Senior economist and research manager at the Tax and Customs Administration
The Fair Tax Act comes amid increased scrutiny of the $79.6 billion in IRS funding introduced through the Inflation Reduction Act in August. The money is earmarked for priorities such as enforcement, tax administration, technology upgrades and more.
After months of criticism, House Republicans voted to withdraw the funding in January.
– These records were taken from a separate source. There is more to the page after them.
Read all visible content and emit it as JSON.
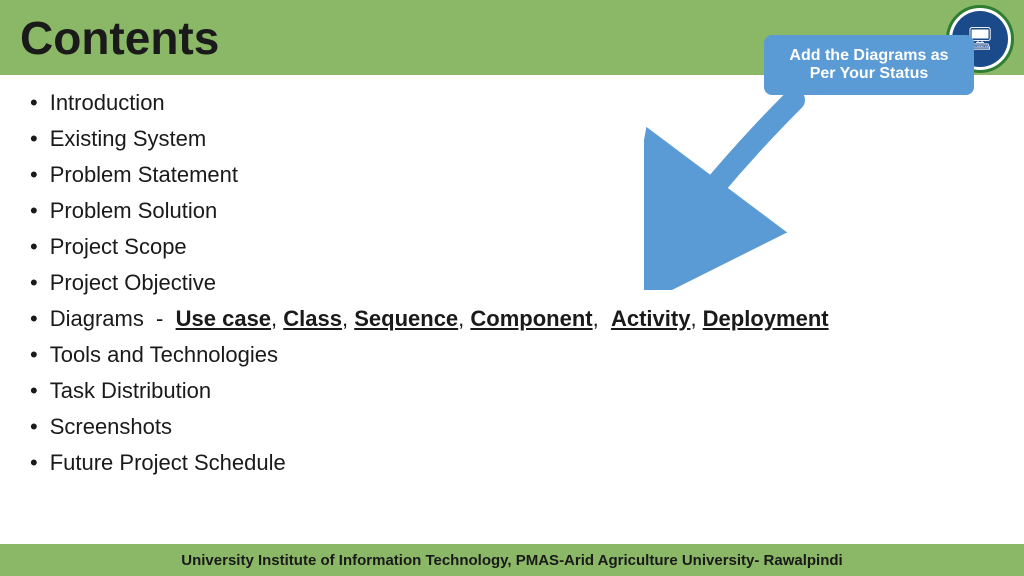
{
  "header": {
    "title": "Contents"
  },
  "list": {
    "items": [
      {
        "id": "introduction",
        "text": "Introduction",
        "type": "plain"
      },
      {
        "id": "existing-system",
        "text": "Existing System",
        "type": "plain"
      },
      {
        "id": "problem-statement",
        "text": "Problem Statement",
        "type": "plain"
      },
      {
        "id": "problem-solution",
        "text": "Problem Solution",
        "type": "plain"
      },
      {
        "id": "project-scope",
        "text": "Project Scope",
        "type": "plain"
      },
      {
        "id": "project-objective",
        "text": "Project Objective",
        "type": "plain"
      },
      {
        "id": "diagrams",
        "text": "Diagrams  - ",
        "type": "diagrams",
        "links": [
          "Use case",
          "Class",
          "Sequence",
          "Component",
          "Activity",
          "Deployment"
        ]
      },
      {
        "id": "tools",
        "text": "Tools and Technologies",
        "type": "plain"
      },
      {
        "id": "task-distribution",
        "text": "Task Distribution",
        "type": "plain"
      },
      {
        "id": "screenshots",
        "text": "Screenshots",
        "type": "plain"
      },
      {
        "id": "future-schedule",
        "text": "Future Project Schedule",
        "type": "plain"
      }
    ]
  },
  "callout": {
    "text": "Add the Diagrams as Per Your Status"
  },
  "footer": {
    "text": "University Institute of Information Technology,  PMAS-Arid Agriculture University- Rawalpindi"
  }
}
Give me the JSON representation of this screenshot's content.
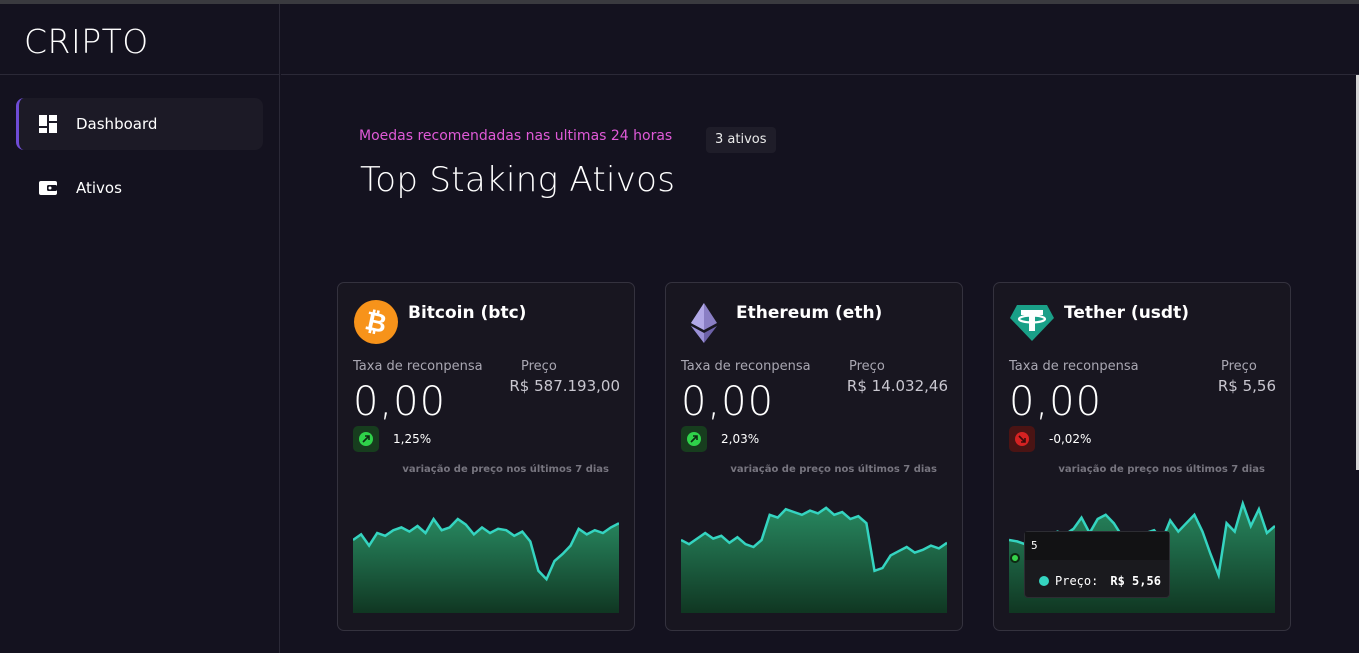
{
  "app": {
    "brand": "CRIPTO"
  },
  "sidebar": {
    "items": [
      {
        "label": "Dashboard",
        "icon": "dashboard-icon",
        "active": true
      },
      {
        "label": "Ativos",
        "icon": "wallet-icon",
        "active": false
      }
    ]
  },
  "header": {
    "subtitle": "Moedas recomendadas nas ultimas 24 horas",
    "badge": "3 ativos",
    "title": "Top Staking Ativos"
  },
  "labels": {
    "reward": "Taxa de reconpensa",
    "price": "Preço",
    "chart_note": "variação de preço nos últimos 7 dias"
  },
  "cards": [
    {
      "name": "Bitcoin (btc)",
      "icon": "bitcoin-icon",
      "reward": "0,00",
      "price": "R$ 587.193,00",
      "change": "1,25%",
      "direction": "up"
    },
    {
      "name": "Ethereum (eth)",
      "icon": "ethereum-icon",
      "reward": "0,00",
      "price": "R$ 14.032,46",
      "change": "2,03%",
      "direction": "up"
    },
    {
      "name": "Tether (usdt)",
      "icon": "tether-icon",
      "reward": "0,00",
      "price": "R$ 5,56",
      "change": "-0,02%",
      "direction": "down"
    }
  ],
  "tooltip": {
    "index": "5",
    "label": "Preço:",
    "value": "R$ 5,56"
  },
  "colors": {
    "accent": "#6f4cd6",
    "subtitle": "#e05ad8",
    "line": "#35d4c0",
    "up": "#2fd24a",
    "down": "#d42222"
  },
  "chart_data": [
    {
      "type": "area",
      "series": [
        {
          "values": [
            40,
            44,
            36,
            45,
            43,
            47,
            49,
            46,
            50,
            45,
            55,
            47,
            49,
            55,
            51,
            44,
            49,
            45,
            48,
            47,
            43,
            46,
            39,
            18,
            12,
            25,
            30,
            36,
            48,
            44,
            47,
            45,
            49,
            52
          ]
        }
      ]
    },
    {
      "type": "area",
      "series": [
        {
          "values": [
            40,
            37,
            41,
            45,
            41,
            43,
            38,
            42,
            37,
            35,
            40,
            58,
            56,
            62,
            60,
            58,
            61,
            59,
            63,
            58,
            60,
            55,
            57,
            52,
            18,
            20,
            29,
            32,
            35,
            31,
            33,
            36,
            34,
            38
          ]
        }
      ]
    },
    {
      "type": "area",
      "series": [
        {
          "values": [
            40,
            39,
            37,
            35,
            38,
            42,
            46,
            44,
            48,
            56,
            45,
            55,
            58,
            52,
            43,
            36,
            20,
            45,
            47,
            40,
            54,
            46,
            52,
            58,
            46,
            30,
            15,
            52,
            46,
            66,
            50,
            62,
            45,
            50
          ]
        }
      ]
    }
  ]
}
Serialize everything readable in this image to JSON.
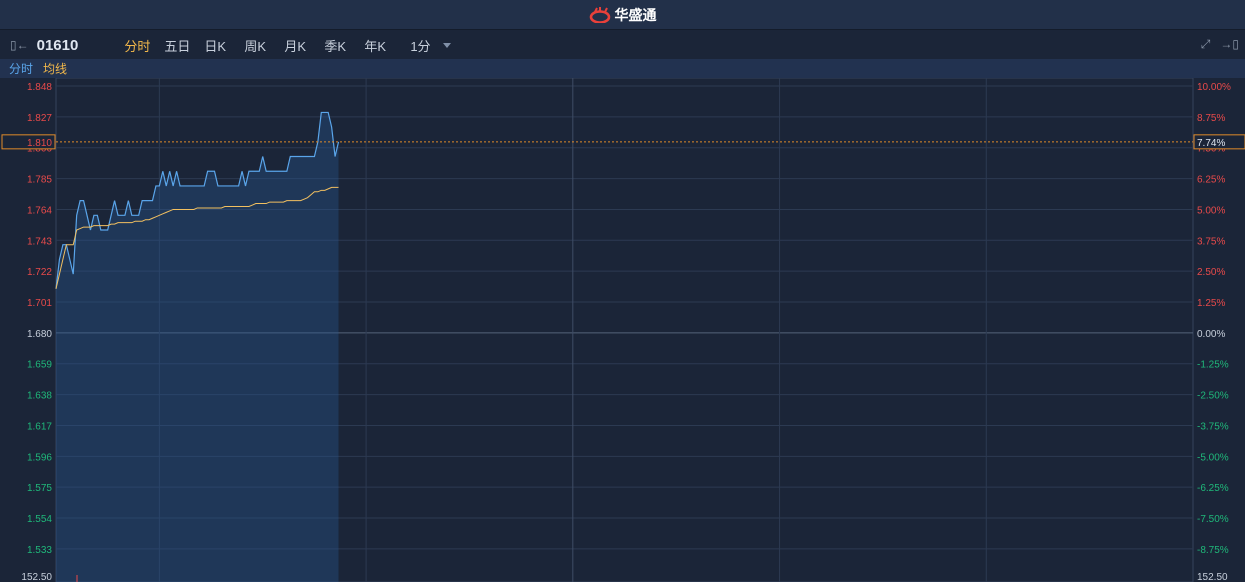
{
  "app": {
    "title": "华盛通"
  },
  "toolbar": {
    "code": "01610",
    "tabs": [
      "分时",
      "五日",
      "日K",
      "周K",
      "月K",
      "季K",
      "年K"
    ],
    "active_tab": "分时",
    "period": "1分"
  },
  "legend": {
    "price": "分时",
    "avg": "均线"
  },
  "colors": {
    "up": "#e84a4a",
    "down": "#1fb87a",
    "price": "#5aa5ea",
    "avg": "#f2c060",
    "accent": "#e08a2a"
  },
  "chart_data": {
    "type": "line",
    "prev_close": 1.68,
    "current_price": "1.810",
    "current_pct": "7.74%",
    "ylim": [
      1.512,
      1.848
    ],
    "left_ticks": [
      "1.848",
      "1.827",
      "1.806",
      "1.785",
      "1.764",
      "1.743",
      "1.722",
      "1.701",
      "1.680",
      "1.659",
      "1.638",
      "1.617",
      "1.596",
      "1.575",
      "1.554",
      "1.533"
    ],
    "right_ticks": [
      "10.00%",
      "8.75%",
      "7.50%",
      "6.25%",
      "5.00%",
      "3.75%",
      "2.50%",
      "1.25%",
      "0.00%",
      "-1.25%",
      "-2.50%",
      "-3.75%",
      "-5.00%",
      "-6.25%",
      "-7.50%",
      "-8.75%"
    ],
    "volume_label": "152.50",
    "total_minutes": 330,
    "series": [
      {
        "name": "分时",
        "values": [
          1.71,
          1.73,
          1.74,
          1.74,
          1.73,
          1.72,
          1.76,
          1.77,
          1.77,
          1.76,
          1.75,
          1.76,
          1.76,
          1.75,
          1.75,
          1.75,
          1.76,
          1.77,
          1.76,
          1.76,
          1.76,
          1.77,
          1.76,
          1.76,
          1.76,
          1.77,
          1.77,
          1.77,
          1.77,
          1.78,
          1.78,
          1.79,
          1.78,
          1.79,
          1.78,
          1.79,
          1.78,
          1.78,
          1.78,
          1.78,
          1.78,
          1.78,
          1.78,
          1.78,
          1.79,
          1.79,
          1.79,
          1.78,
          1.78,
          1.78,
          1.78,
          1.78,
          1.78,
          1.78,
          1.79,
          1.78,
          1.79,
          1.79,
          1.79,
          1.79,
          1.8,
          1.79,
          1.79,
          1.79,
          1.79,
          1.79,
          1.79,
          1.79,
          1.8,
          1.8,
          1.8,
          1.8,
          1.8,
          1.8,
          1.8,
          1.8,
          1.81,
          1.83,
          1.83,
          1.83,
          1.82,
          1.8,
          1.81
        ]
      },
      {
        "name": "均线",
        "values": [
          1.71,
          1.72,
          1.73,
          1.74,
          1.74,
          1.74,
          1.75,
          1.751,
          1.752,
          1.752,
          1.752,
          1.753,
          1.753,
          1.753,
          1.753,
          1.753,
          1.754,
          1.754,
          1.755,
          1.755,
          1.755,
          1.755,
          1.755,
          1.756,
          1.756,
          1.756,
          1.757,
          1.757,
          1.758,
          1.759,
          1.76,
          1.761,
          1.762,
          1.763,
          1.764,
          1.764,
          1.764,
          1.764,
          1.764,
          1.764,
          1.764,
          1.765,
          1.765,
          1.765,
          1.765,
          1.765,
          1.765,
          1.765,
          1.765,
          1.766,
          1.766,
          1.766,
          1.766,
          1.766,
          1.766,
          1.766,
          1.766,
          1.767,
          1.768,
          1.768,
          1.768,
          1.768,
          1.769,
          1.769,
          1.769,
          1.769,
          1.769,
          1.77,
          1.77,
          1.77,
          1.77,
          1.77,
          1.771,
          1.772,
          1.774,
          1.776,
          1.776,
          1.777,
          1.777,
          1.778,
          1.779,
          1.779,
          1.779
        ]
      }
    ]
  }
}
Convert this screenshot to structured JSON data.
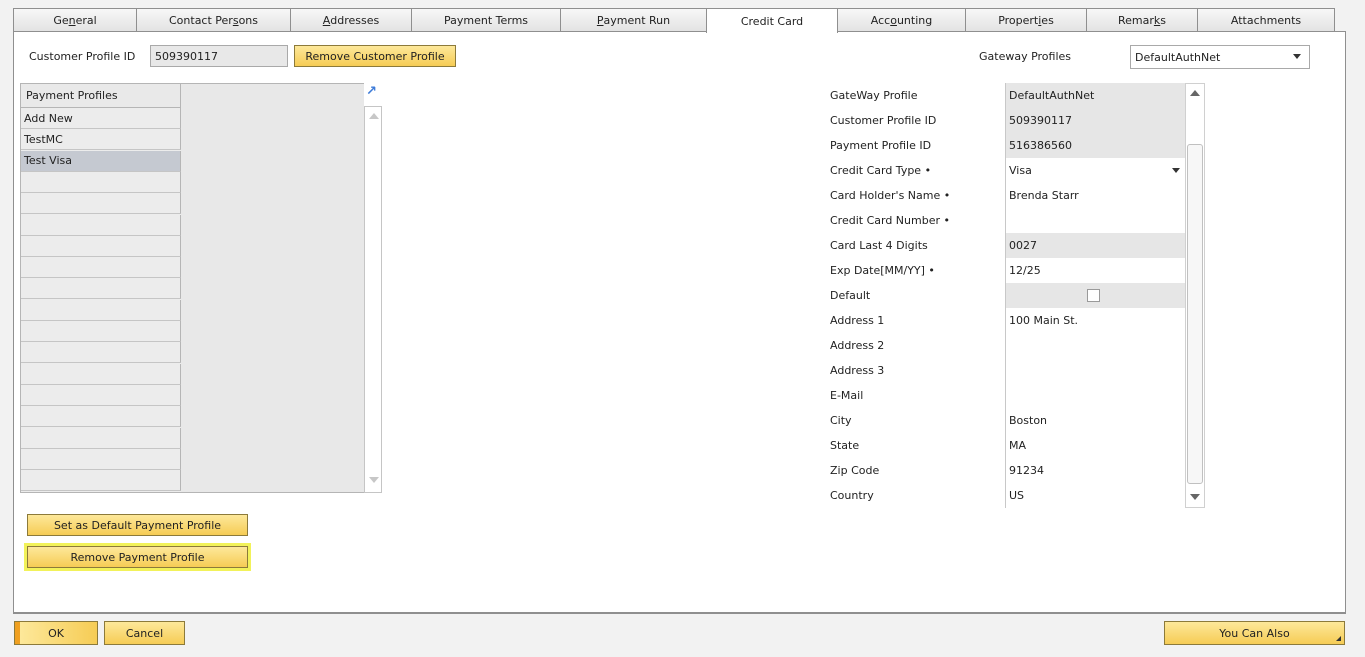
{
  "tabs": [
    {
      "pre": "Ge",
      "u": "n",
      "post": "eral"
    },
    {
      "pre": "Contact Per",
      "u": "s",
      "post": "ons"
    },
    {
      "pre": "",
      "u": "A",
      "post": "ddresses"
    },
    {
      "pre": "Payment Terms",
      "u": "",
      "post": ""
    },
    {
      "pre": "",
      "u": "P",
      "post": "ayment Run"
    },
    {
      "pre": "Credit Card",
      "u": "",
      "post": ""
    },
    {
      "pre": "Acc",
      "u": "o",
      "post": "unting"
    },
    {
      "pre": "Propert",
      "u": "i",
      "post": "es"
    },
    {
      "pre": "Remar",
      "u": "k",
      "post": "s"
    },
    {
      "pre": "Attachments",
      "u": "",
      "post": ""
    }
  ],
  "header": {
    "customer_profile_label": "Customer Profile ID",
    "customer_profile_value": "509390117",
    "remove_customer_profile": "Remove Customer Profile",
    "gateway_profiles_label": "Gateway Profiles",
    "gateway_profiles_value": "DefaultAuthNet"
  },
  "payment_profiles": {
    "header": "Payment Profiles",
    "rows": [
      "Add New",
      "TestMC",
      "Test Visa",
      "",
      "",
      "",
      "",
      "",
      "",
      "",
      "",
      "",
      "",
      "",
      "",
      "",
      "",
      ""
    ],
    "selected_index": 2
  },
  "details": [
    {
      "label": "GateWay Profile",
      "value": "DefaultAuthNet",
      "readonly": true
    },
    {
      "label": "Customer Profile ID",
      "value": "509390117",
      "readonly": true
    },
    {
      "label": "Payment Profile ID",
      "value": "516386560",
      "readonly": true
    },
    {
      "label": "Credit Card Type •",
      "value": "Visa",
      "dropdown": true
    },
    {
      "label": "Card Holder's Name •",
      "value": "Brenda Starr"
    },
    {
      "label": "Credit Card Number •",
      "value": ""
    },
    {
      "label": "Card Last 4 Digits",
      "value": "0027",
      "readonly": true
    },
    {
      "label": "Exp Date[MM/YY] •",
      "value": "12/25"
    },
    {
      "label": "Default",
      "value": "",
      "readonly": true,
      "checkbox": true
    },
    {
      "label": "Address 1",
      "value": "100 Main St."
    },
    {
      "label": "Address 2",
      "value": ""
    },
    {
      "label": "Address 3",
      "value": ""
    },
    {
      "label": "E-Mail",
      "value": ""
    },
    {
      "label": "City",
      "value": "Boston"
    },
    {
      "label": "State",
      "value": "MA"
    },
    {
      "label": "Zip Code",
      "value": "91234"
    },
    {
      "label": "Country",
      "value": "US"
    }
  ],
  "actions": {
    "set_default": "Set as Default Payment Profile",
    "remove_payment": "Remove Payment Profile"
  },
  "footer": {
    "ok": "OK",
    "cancel": "Cancel",
    "you_can_also": "You Can Also"
  },
  "colors": {
    "accent_yellow": "#f6cc55",
    "highlight": "#f2f25a",
    "selected_row": "#c5c9d1"
  }
}
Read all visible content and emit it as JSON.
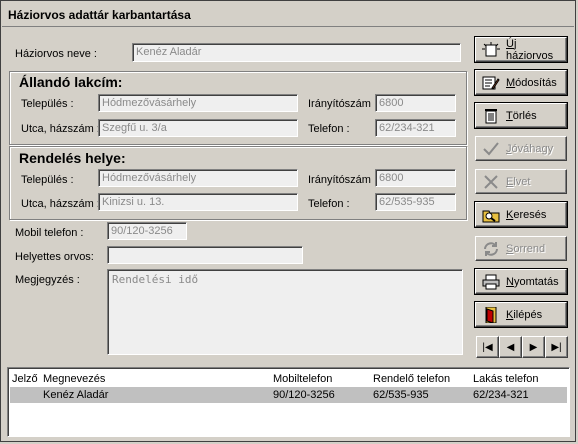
{
  "window": {
    "title": "Háziorvos adattár karbantartása"
  },
  "doctor": {
    "label": "Háziorvos neve :",
    "value": "Kenéz Aladár"
  },
  "permanent_address": {
    "title": "Állandó lakcím:",
    "city_label": "Település :",
    "city_value": "Hódmezővásárhely",
    "zip_label": "Irányítószám :",
    "zip_value": "6800",
    "street_label": "Utca, házszám :",
    "street_value": "Szegfű u. 3/a",
    "phone_label": "Telefon :",
    "phone_value": "62/234-321"
  },
  "office": {
    "title": "Rendelés helye:",
    "city_label": "Település :",
    "city_value": "Hódmezővásárhely",
    "zip_label": "Irányítószám :",
    "zip_value": "6800",
    "street_label": "Utca, házszám :",
    "street_value": "Kinizsi u. 13.",
    "phone_label": "Telefon :",
    "phone_value": "62/535-935"
  },
  "mobile": {
    "label": "Mobil telefon :",
    "value": "90/120-3256"
  },
  "substitute": {
    "label": "Helyettes orvos:",
    "value": ""
  },
  "note": {
    "label": "Megjegyzés :",
    "value": "Rendelési idő"
  },
  "buttons": {
    "new": {
      "prefix": "",
      "hot": "Ú",
      "rest": "j háziorvos",
      "icon": "new-doctor-icon"
    },
    "modify": {
      "prefix": "",
      "hot": "M",
      "rest": "ódosítás",
      "icon": "edit-icon"
    },
    "delete": {
      "prefix": "",
      "hot": "T",
      "rest": "örlés",
      "icon": "trash-icon"
    },
    "approve": {
      "prefix": "",
      "hot": "J",
      "rest": "óváhagy",
      "icon": "checkmark-icon"
    },
    "cancel": {
      "prefix": "",
      "hot": "E",
      "rest": "lvet",
      "icon": "cross-icon"
    },
    "search": {
      "prefix": "",
      "hot": "K",
      "rest": "eresés",
      "icon": "search-folder-icon"
    },
    "sort": {
      "prefix": "",
      "hot": "S",
      "rest": "orrend",
      "icon": "sort-arrows-icon"
    },
    "print": {
      "prefix": "",
      "hot": "N",
      "rest": "yomtatás",
      "icon": "printer-icon"
    },
    "exit": {
      "prefix": "",
      "hot": "K",
      "rest": "ilépés",
      "icon": "exit-door-icon"
    }
  },
  "navigator": {
    "first": "|◀",
    "prev": "◀",
    "next": "▶",
    "last": "▶|"
  },
  "table": {
    "columns": [
      "Jelző",
      "Megnevezés",
      "Mobiltelefon",
      "Rendelő telefon",
      "Lakás telefon"
    ],
    "rows": [
      {
        "flag": "",
        "name": "Kenéz Aladár",
        "mobile": "90/120-3256",
        "office_phone": "62/535-935",
        "home_phone": "62/234-321"
      }
    ]
  }
}
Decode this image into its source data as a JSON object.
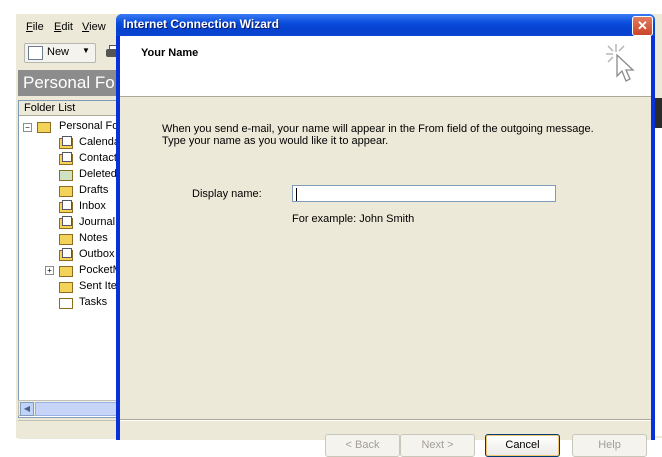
{
  "background_app": {
    "menus": [
      {
        "label": "File",
        "underline": "F"
      },
      {
        "label": "Edit",
        "underline": "E"
      },
      {
        "label": "View",
        "underline": "V"
      }
    ],
    "toolbar": {
      "new_label": "New"
    },
    "pane_title": "Personal Fo",
    "folder_list_header": "Folder List",
    "tree": {
      "root": "Personal Fo",
      "items": [
        "Calenda",
        "Contact",
        "Deleted",
        "Drafts",
        "Inbox",
        "Journal",
        "Notes",
        "Outbox",
        "PocketM",
        "Sent Ite",
        "Tasks"
      ]
    }
  },
  "wizard": {
    "title": "Internet Connection Wizard",
    "header_title": "Your Name",
    "intro_line1": "When you send e-mail, your name will appear in the From field of the outgoing message.",
    "intro_line2": "Type your name as you would like it to appear.",
    "display_name_label": "Display name:",
    "display_name_value": "",
    "example": "For example: John Smith",
    "buttons": {
      "back": "< Back",
      "next": "Next >",
      "cancel": "Cancel",
      "help": "Help"
    },
    "close_glyph": "✕"
  }
}
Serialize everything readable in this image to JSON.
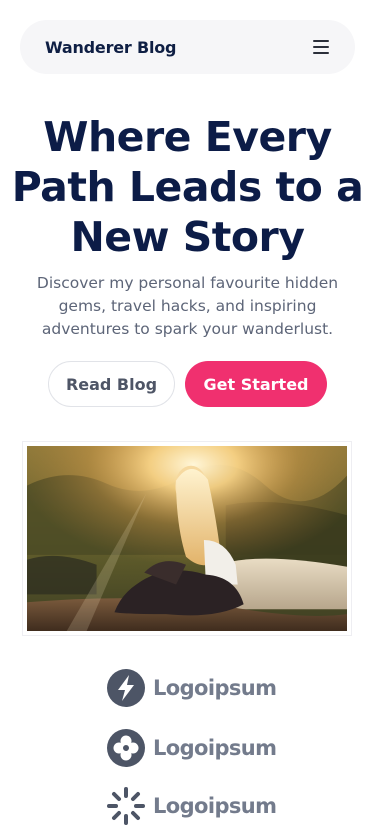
{
  "navbar": {
    "brand": "Wanderer Blog",
    "menu_icon": "hamburger-menu-icon"
  },
  "hero": {
    "title": "Where Every Path Leads to a New Story",
    "subtitle": "Discover my personal favourite hidden gems, travel hacks, and inspiring adventures to spark your wanderlust.",
    "secondary_button": "Read Blog",
    "primary_button": "Get Started",
    "image_icon": "woman-sitting-by-lake-sunset-photo"
  },
  "logos": [
    {
      "name": "Logoipsum",
      "icon": "lightning-bolt-icon"
    },
    {
      "name": "Logoipsum",
      "icon": "four-leaf-clover-icon"
    },
    {
      "name": "Logoipsum",
      "icon": "sunburst-icon"
    }
  ],
  "colors": {
    "accent": "#f0306f",
    "heading": "#0c1c47",
    "body_text": "#5d6578",
    "nav_bg": "#f6f6f8",
    "logo_gray": "#737b8c"
  }
}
But the plan was largely seen as a political message, as neither Senate Democrats nor the White House supported the measure.
A ‘quite hefty’ tax increase for the middle class
While the Fair Tax Act is unlikely to win support in Congress, experts say the plan would represent a significant change for middle-income and wealthiest Americans.
According to John Buhl, senior communications manager at the Tax Policy Center, middle-income earners would see a “pretty significant tax increase” if enacted, and the wealthiest Americans would see the biggest cuts.
He said the plan would make the tax system more regressive despite built-in monthly discounts for families below a certain income level, especially since the 23% rate is “tax included” and will actually cost consumers about 30%.
In addition, both experts say the sales tax won’t be enough to make the plan “revenue neutral,” which could be a problem as Republicans fight for tighter spending amid the debt-ceiling battle.